Sure, it's wrong to discount modern science. I'm not suggesting that folks go back to ceder (unless they have no other treatment for mites available). Nor should folks switch back to pine if they are concerned. I'm just saying that all of us older folks weren't stupid and before and since the "phenol scare" we used/use pine for many years without any noticeable ill effects.
Seriously, go ask your parents and grandparents who had small animals before paper bedding... and you aren't likely to hear many tragic bedding stories from way back then... mice, gerbils, rats, hamsters and herps lived just as long and were just as healthy when I was a kid as they are now... it might be just a minor glitch of memory, but I actually recall them being healthier and living longer.

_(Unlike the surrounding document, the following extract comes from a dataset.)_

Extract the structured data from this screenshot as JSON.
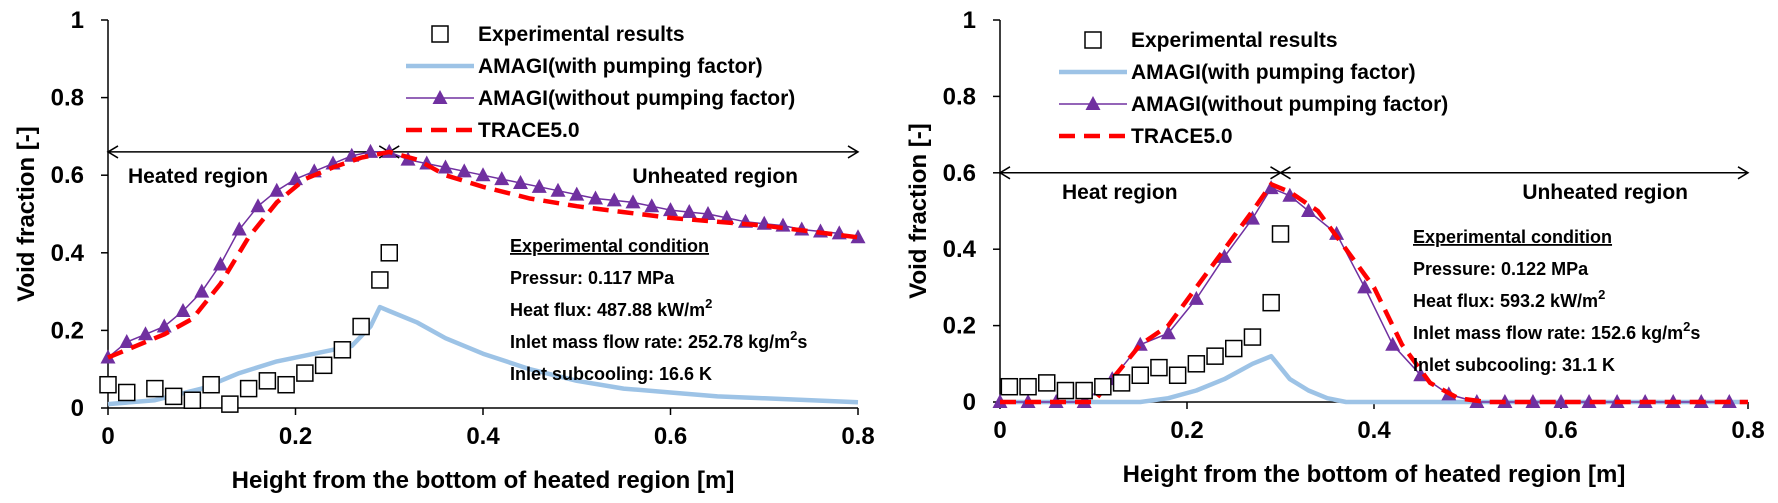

Always, keep in mind that science is good at generating valid data, but that data then becomes interpreted. Sometimes relevant study methods aren't real world and even when they are the data can be misinterpreted to sell product or advance an agenda or just scaled out of proportion into a panic. Dozens if not hundreds of generations of rats lived on ceder and pine bedding for decades. We can debate whether it was optimal and perhaps it wasn't, but you can't revise history because of modern science either... Rats lived normal healthy lives back then as they do now... you can't just discount a lifetime of experience or longer because of some study that flies in the face of real world experience.
A very wise friend of my once said that most good debates are between two people that are both right. This is one of those debates. I can't honestly say that I know how pine bedding might affect a rat with respiratory issues, because despite using ceder and pine bedding since the mid 1960's I've still never had an animal with respiratory issues... except once when I let the bedding get moldy in the basement... so from experience, I can say that isn't a good idea.